I am trying to work through a few problem-solving practice questions, and this one is giving me a lot of trouble:
Given integers $r,n$ such that $0\leq r\leq n$ , use a counting argument to prove the following equalities:
1)
$\binom{r}{r}+\binom{r+1}{r}+\binom{r+2}{r}+...+\binom{n}{r}=\binom{n+1}{r+1}$
2)
$\sum_{k=r}^{n}\binom{n}{k}\binom{k}{r}=2^{n-r}\binom{n}{r}$
I have mostly been trying to figure out some real world scenario that models the first inequality, although I have spent a bit of time with the second inequality as well. I have been unsuccessful in trying to figure out why these equalities are true.
For the first one, I have mostly considered situations involving drawing $r$ balls from each of $n-r+1$ bags, where one bag has $r$ balls, then another has $r+1$ balls and so on up to $n$ balls. I am not really getting anywhere so if anyone has a better approach, that is much appreciated.
For 1), separate the possible selections of $r{+}1$ elements from $n{+}1$ by the index of the first selected element. Then when the first element is chosen, there are $\binom nr$ ways to choose the remaining elements; when the second element is the lowest index chosen, there are $\binom {n-1}r$ ways to choose the remaining elements, and so on until when the lowest indexed element is as high as possible there is only $\binom rr =1$ way to choose the final elements.

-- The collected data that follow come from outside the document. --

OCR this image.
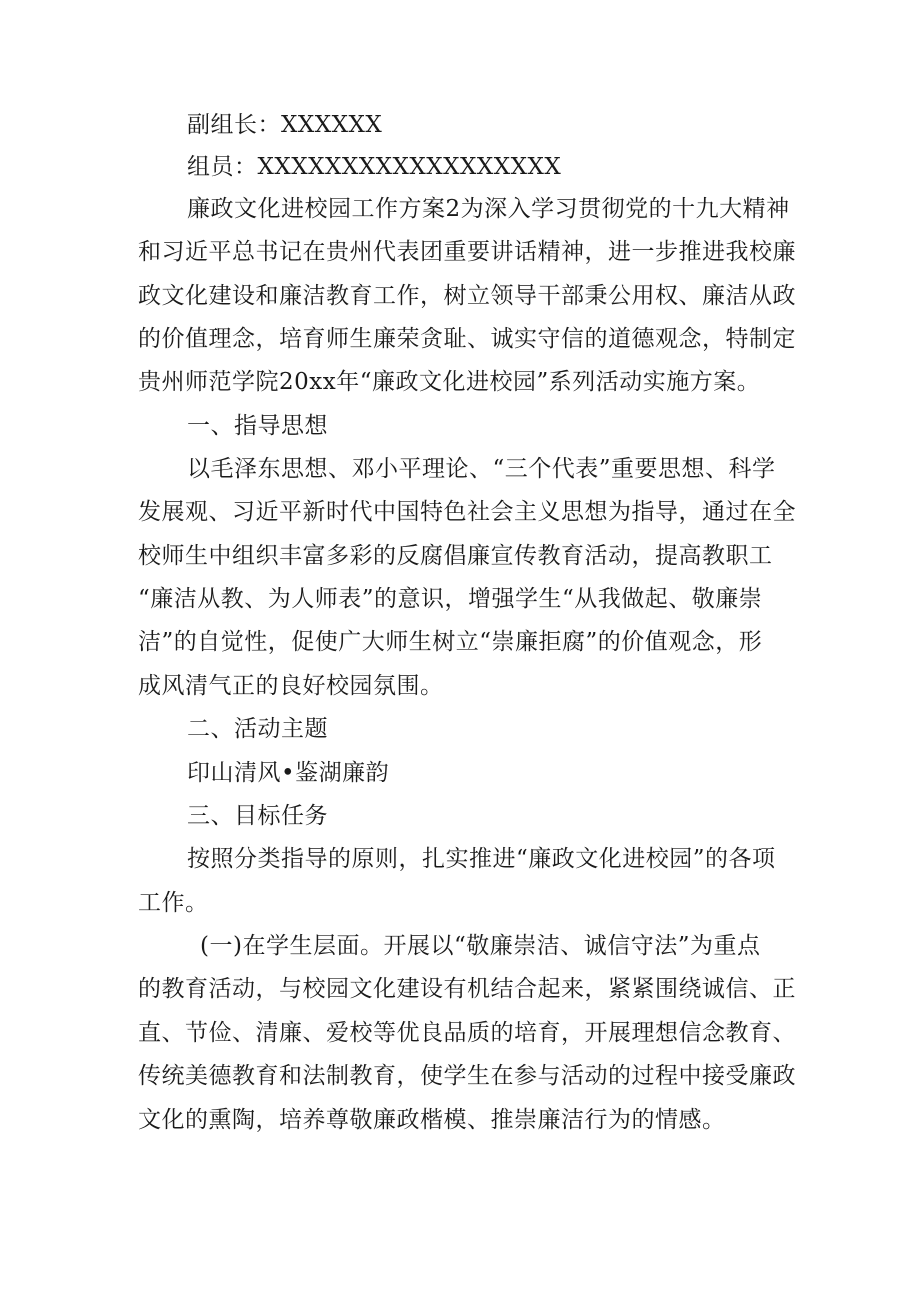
副组长：XXXXXX
组员：XXXXXXXXXXXXXXXXXX
廉政文化进校园工作方案2为深入学习贯彻党的十九大精神
和习近平总书记在贵州代表团重要讲话精神，进一步推进我校廉
政文化建设和廉洁教育工作，树立领导干部秉公用权、廉洁从政
的价值理念，培育师生廉荣贪耻、诚实守信的道德观念，特制定
贵州师范学院20xx年“廉政文化进校园”系列活动实施方案。
一、指导思想
以毛泽东思想、邓小平理论、“三个代表”重要思想、科学
发展观、习近平新时代中国特色社会主义思想为指导，通过在全
校师生中组织丰富多彩的反腐倡廉宣传教育活动，提高教职工
“廉洁从教、为人师表”的意识，增强学生“从我做起、敬廉崇
洁”的自觉性，促使广大师生树立“崇廉拒腐”的价值观念，形
成风清气正的良好校园氛围。
二、活动主题
印山清风•鉴湖廉韵
三、目标任务
按照分类指导的原则，扎实推进“廉政文化进校园”的各项
工作。
(一)在学生层面。开展以“敬廉崇洁、诚信守法”为重点
的教育活动，与校园文化建设有机结合起来，紧紧围绕诚信、正
直、节俭、清廉、爱校等优良品质的培育，开展理想信念教育、
传统美德教育和法制教育，使学生在参与活动的过程中接受廉政
文化的熏陶，培养尊敬廉政楷模、推崇廉洁行为的情感。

For 2), we are counting all ways of having an intermediate selection of $k$ elements before making the final choice of $r$ elements, summing across the possible sizes of such intermediate selections. Considering any one final choice, the possible intermediate selections can either have or not have any of the other elements that do not make the final choice, tracking the powerset of non-chosen elements. Thus there are $2^{n-r}$ possible intermediate selection sets for each final choice.